Daha sonra onu tekrar yere bırakıp odamdan çıkmıştım.

Her ne kadar Bilgin Amca hiçbir şey olmayacak gibi sözler söylese de içimde bir sıkıntı vardı. Sanki kötü bir şeyler olacak gibiydi.

Mutfakta yemek hazırlayan annemin arkasından sarılıp yanağına kocaman bir öpücük kondurdum.

"Deli kız yüreğime indirdin. Öyle sessiz sessiz gelinir mi arkamdan" sözlerine güldüm.

Çemkirmesi bile ayrı güzeldi.

Dolan gözlerimi pek belli etmeden arkama döndüm. Sanki tezgahta bir şeyle ilgileniyormuş gibi.

"Gidiyorum Peri'gile diyecektim"

"Akşam yemeğine kalsaydın kuzum. Bu gece babanda yok zaten" arkamı dönüp gülümsemeye çalıştım.

Ama sadece çalışıyordum.

"Dobby eşlik eder sana. Hem benim canım pek bir şey istemiyor"

"Öyle olsun bakalım" dediğinde mutfaktan çıkıp hole bıraktığım montumla sırt çantamı geri taktım. Botlarımıda ayağıma geçirip evden çıktım.

Apartmandan da çıkıp 2 bina yanda olan Perigilin binaya giriş yaptım. Annesi ve babası bu gece misafirliğe gideceği için kafam rahattı o açıdan.

Geldiklerinde de uyumuş gibi yapıp geceyi atlatacaktık.

Evin zilini çaldığımda kapıyı açan Peri'ye gülümseyip botlarımı çıkardım. Daha sonra direk odasına çıkıp yatağına uzandım.

Neler olacağını neler yapabileceğimi kestiremiyordum.

Peri de odadaki sandalyesine oturup öylece beni izlemeye başladı.

Aradan kaç saat geçmişti bilmiyorum ama saat 10'a geliyordu.

Yattığım yataktan kalkıp oturur pozisyona geldim. 1 Saat sonra gidiyordum. Sırt çantamdan çıkarttığım kıyafetleri giyip saçlarımı sıkıca at kuyruğu yaptım.

Peri hiçbir şey demeden beni izliyordu. Genelde şu durumda 'saçını toplamak sana hiç yakışmıyor'diye dalga geçmesi gerekiyordu benimle.

Onun da stresli olduğunu fark edince önünde eğilip ellerini tuttum.

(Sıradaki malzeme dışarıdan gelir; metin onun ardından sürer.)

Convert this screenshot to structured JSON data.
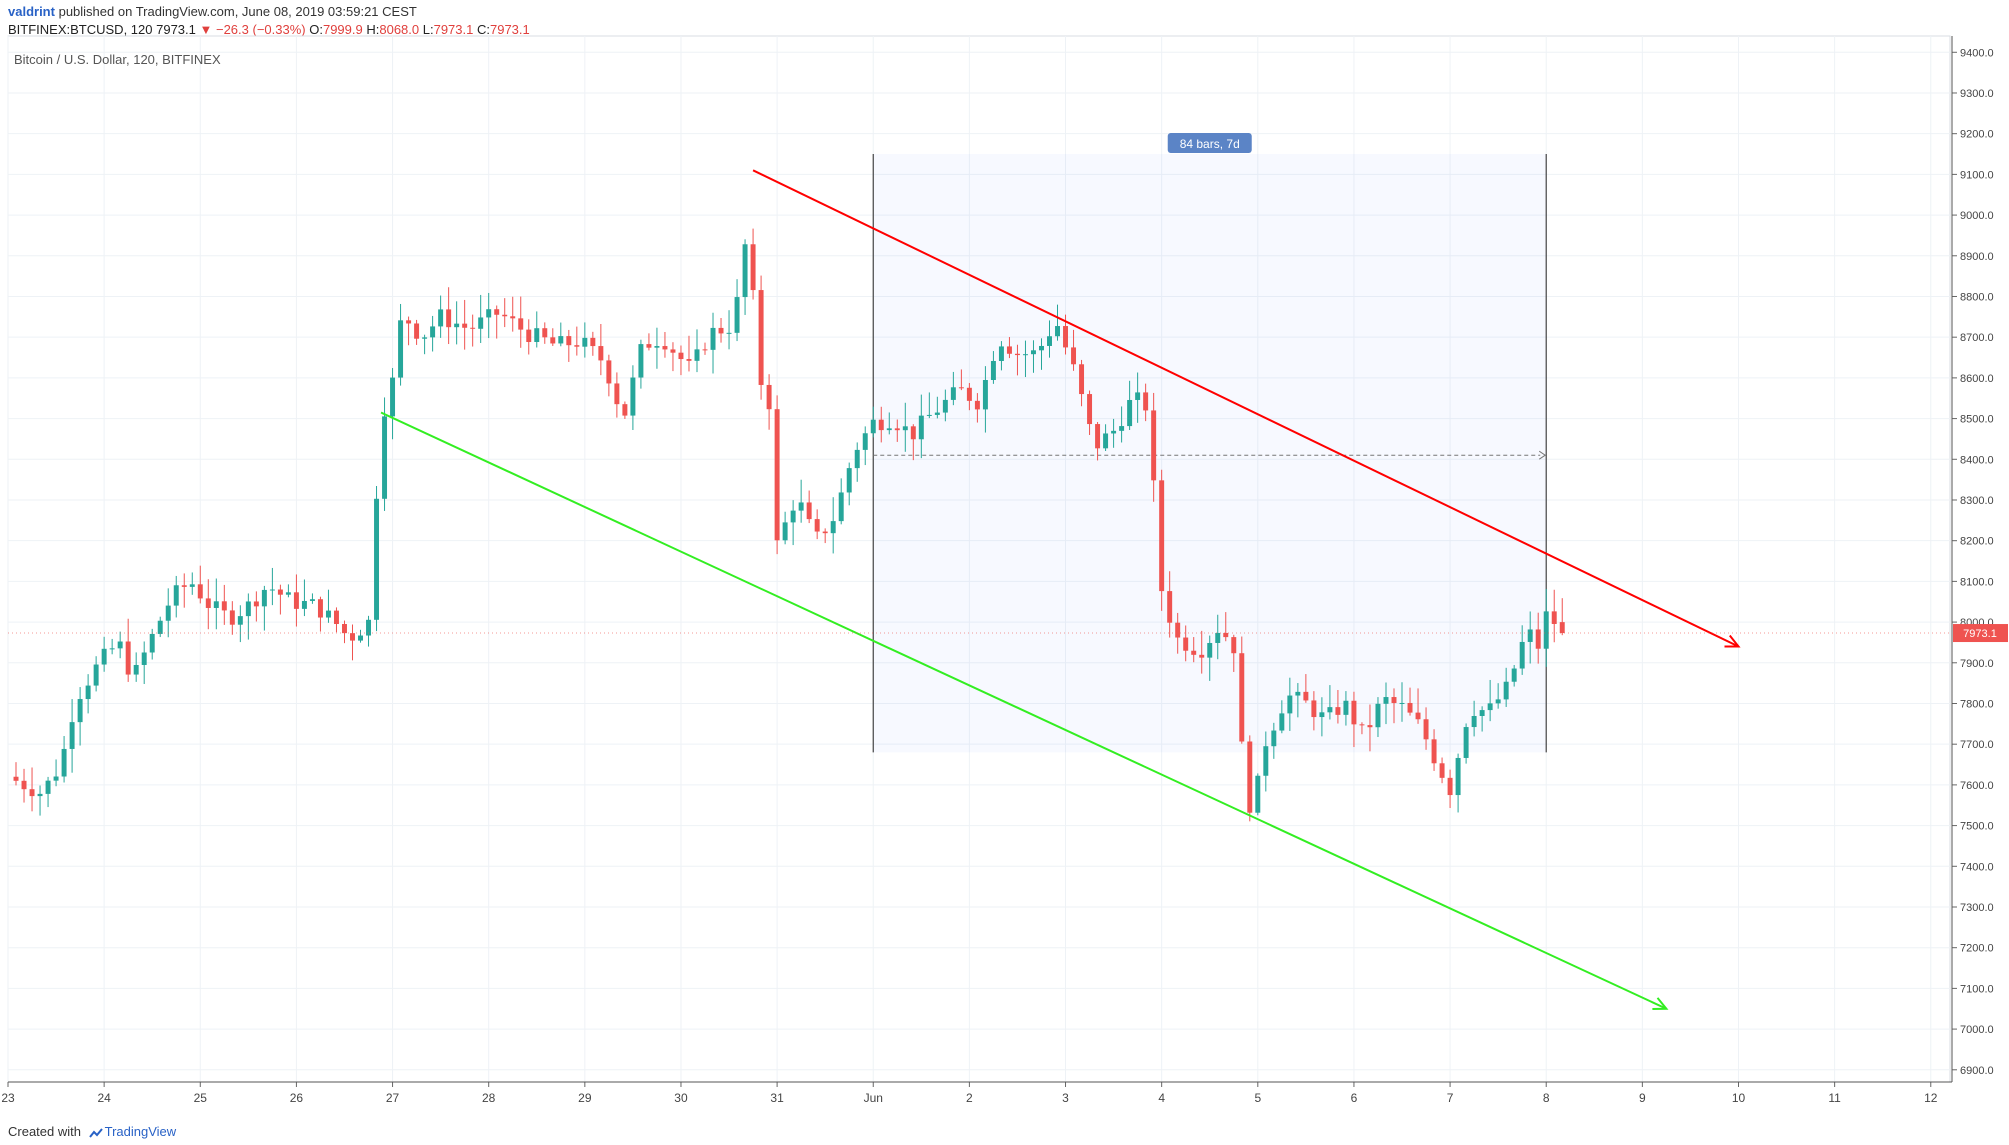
{
  "header": {
    "user": "valdrint",
    "published_text": "published on TradingView.com, June 08, 2019 03:59:21 CEST",
    "symbol_line": "BITFINEX:BTCUSD, 120",
    "last": "7973.1",
    "change": "▼ −26.3 (−0.33%)",
    "o_label": "O:",
    "o_value": "7999.9",
    "h_label": "H:",
    "h_value": "8068.0",
    "l_label": "L:",
    "l_value": "7973.1",
    "c_label": "C:",
    "c_value": "7973.1",
    "pair_title": "Bitcoin / U.S. Dollar, 120, BITFINEX"
  },
  "footer": {
    "created_with": "Created with",
    "brand": "TradingView"
  },
  "colors": {
    "up": "#26a69a",
    "down": "#ef5350",
    "grid": "#eef2f6",
    "resistance": "#ff0000",
    "support": "#33ee22",
    "accent": "#2962c6",
    "measure_badge": "#5b84c6"
  },
  "chart_data": {
    "type": "candlestick",
    "title": "Bitcoin / U.S. Dollar, 120, BITFINEX",
    "y_ticks": [
      "9400.0",
      "9300.0",
      "9200.0",
      "9100.0",
      "9000.0",
      "8900.0",
      "8800.0",
      "8700.0",
      "8600.0",
      "8500.0",
      "8400.0",
      "8300.0",
      "8200.0",
      "8100.0",
      "8000.0",
      "7900.0",
      "7800.0",
      "7700.0",
      "7600.0",
      "7500.0",
      "7400.0",
      "7300.0",
      "7200.0",
      "7100.0",
      "7000.0",
      "6900.0"
    ],
    "ylim": [
      6870,
      9440
    ],
    "x_ticks": [
      {
        "label": "23",
        "day": 0
      },
      {
        "label": "24",
        "day": 1
      },
      {
        "label": "25",
        "day": 2
      },
      {
        "label": "26",
        "day": 3
      },
      {
        "label": "27",
        "day": 4
      },
      {
        "label": "28",
        "day": 5
      },
      {
        "label": "29",
        "day": 6
      },
      {
        "label": "30",
        "day": 7
      },
      {
        "label": "31",
        "day": 8
      },
      {
        "label": "Jun",
        "day": 9
      },
      {
        "label": "2",
        "day": 10
      },
      {
        "label": "3",
        "day": 11
      },
      {
        "label": "4",
        "day": 12
      },
      {
        "label": "5",
        "day": 13
      },
      {
        "label": "6",
        "day": 14
      },
      {
        "label": "7",
        "day": 15
      },
      {
        "label": "8",
        "day": 16
      },
      {
        "label": "9",
        "day": 17
      },
      {
        "label": "10",
        "day": 18
      },
      {
        "label": "11",
        "day": 19
      },
      {
        "label": "12",
        "day": 20
      }
    ],
    "xlim_days": [
      0,
      20.2
    ],
    "last_price": "7973.1",
    "close_path": [
      [
        0.0,
        7620
      ],
      [
        0.35,
        7580
      ],
      [
        0.55,
        7650
      ],
      [
        0.7,
        7810
      ],
      [
        0.95,
        7900
      ],
      [
        1.15,
        7950
      ],
      [
        1.3,
        7860
      ],
      [
        1.55,
        7990
      ],
      [
        1.7,
        8060
      ],
      [
        1.9,
        8100
      ],
      [
        2.1,
        8040
      ],
      [
        2.3,
        8010
      ],
      [
        2.5,
        8040
      ],
      [
        2.7,
        8090
      ],
      [
        2.95,
        8050
      ],
      [
        3.2,
        8040
      ],
      [
        3.4,
        8000
      ],
      [
        3.55,
        7960
      ],
      [
        3.75,
        8000
      ],
      [
        3.88,
        8500
      ],
      [
        4.0,
        8590
      ],
      [
        4.1,
        8760
      ],
      [
        4.3,
        8700
      ],
      [
        4.5,
        8750
      ],
      [
        4.8,
        8720
      ],
      [
        5.1,
        8760
      ],
      [
        5.4,
        8710
      ],
      [
        5.7,
        8680
      ],
      [
        5.95,
        8690
      ],
      [
        6.2,
        8640
      ],
      [
        6.4,
        8500
      ],
      [
        6.6,
        8680
      ],
      [
        6.8,
        8700
      ],
      [
        7.1,
        8620
      ],
      [
        7.3,
        8710
      ],
      [
        7.55,
        8730
      ],
      [
        7.7,
        8980
      ],
      [
        7.8,
        8610
      ],
      [
        7.95,
        8520
      ],
      [
        8.0,
        8190
      ],
      [
        8.2,
        8310
      ],
      [
        8.4,
        8200
      ],
      [
        8.6,
        8260
      ],
      [
        8.8,
        8420
      ],
      [
        9.0,
        8490
      ],
      [
        9.2,
        8500
      ],
      [
        9.4,
        8460
      ],
      [
        9.6,
        8510
      ],
      [
        9.9,
        8570
      ],
      [
        10.1,
        8540
      ],
      [
        10.3,
        8700
      ],
      [
        10.5,
        8660
      ],
      [
        10.7,
        8660
      ],
      [
        10.9,
        8740
      ],
      [
        11.1,
        8610
      ],
      [
        11.3,
        8430
      ],
      [
        11.5,
        8470
      ],
      [
        11.7,
        8550
      ],
      [
        11.85,
        8530
      ],
      [
        12.0,
        8080
      ],
      [
        12.15,
        7960
      ],
      [
        12.4,
        7930
      ],
      [
        12.6,
        7990
      ],
      [
        12.75,
        7940
      ],
      [
        12.85,
        7640
      ],
      [
        12.95,
        7510
      ],
      [
        13.05,
        7690
      ],
      [
        13.3,
        7820
      ],
      [
        13.5,
        7800
      ],
      [
        13.7,
        7760
      ],
      [
        13.9,
        7800
      ],
      [
        14.1,
        7720
      ],
      [
        14.3,
        7810
      ],
      [
        14.5,
        7790
      ],
      [
        14.7,
        7740
      ],
      [
        14.85,
        7660
      ],
      [
        15.0,
        7590
      ],
      [
        15.2,
        7790
      ],
      [
        15.4,
        7780
      ],
      [
        15.6,
        7840
      ],
      [
        15.8,
        7980
      ],
      [
        15.95,
        7930
      ],
      [
        16.05,
        8100
      ],
      [
        16.1,
        7950
      ],
      [
        16.2,
        7973
      ]
    ],
    "annotations": {
      "resistance_line": {
        "from": [
          7.75,
          9110
        ],
        "to": [
          18.0,
          7940
        ],
        "color": "red"
      },
      "support_line": {
        "from": [
          3.88,
          8515
        ],
        "to": [
          17.25,
          7050
        ],
        "color": "green"
      },
      "measure": {
        "label": "84 bars, 7d",
        "from_day": 9.0,
        "to_day": 16.0,
        "y_top": 9150,
        "y_bottom": 7680,
        "price_level": 8410
      }
    }
  }
}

"Kızım ne bön bön bakıyorsun etrafa. Hem ben gidiyorum birazdan. İnsan bir gelirde makyaj falan yapar bana. Beni böyle çirkin çirkin mi göndereceksin?" tamamen alay içeren sözlerimle biraz olsa Peri'yi gülümsetmeye çalıştım.

Sadece gözlerime bir kaç dakika bakıp daha sonra boynuma atlayıp ağlamaya başlamıştı.

Kaç saattir tuttuğum göz yaşlarımı Peri gibi bende bırakıp ona sarıldım.

"Kızım ağlamasana beni de ağlatıyorsun. Senin yüzünden yarın okula şiş gözler ile geleceğim"
Peri bir anda ben ayrılıp yüzüme baktı.

"Sakın başına bir bela açıpta gelme Rüya yoksa ben bu sefer açılacak bir bela için sende kafa bırakmam. Anladın mı?"

"Anlaşıldı komiserim" dediğimde ikimizde gülüştük.

Daha sonra Bilgin Amca arayıp sokağın başına bir taksi geldiğini söylemişti. Saat de tam 11'e geliyordu. Montumu ve botlarımı giyip evden çıkarken Peri'nin de yanaklarını sıkmıştım.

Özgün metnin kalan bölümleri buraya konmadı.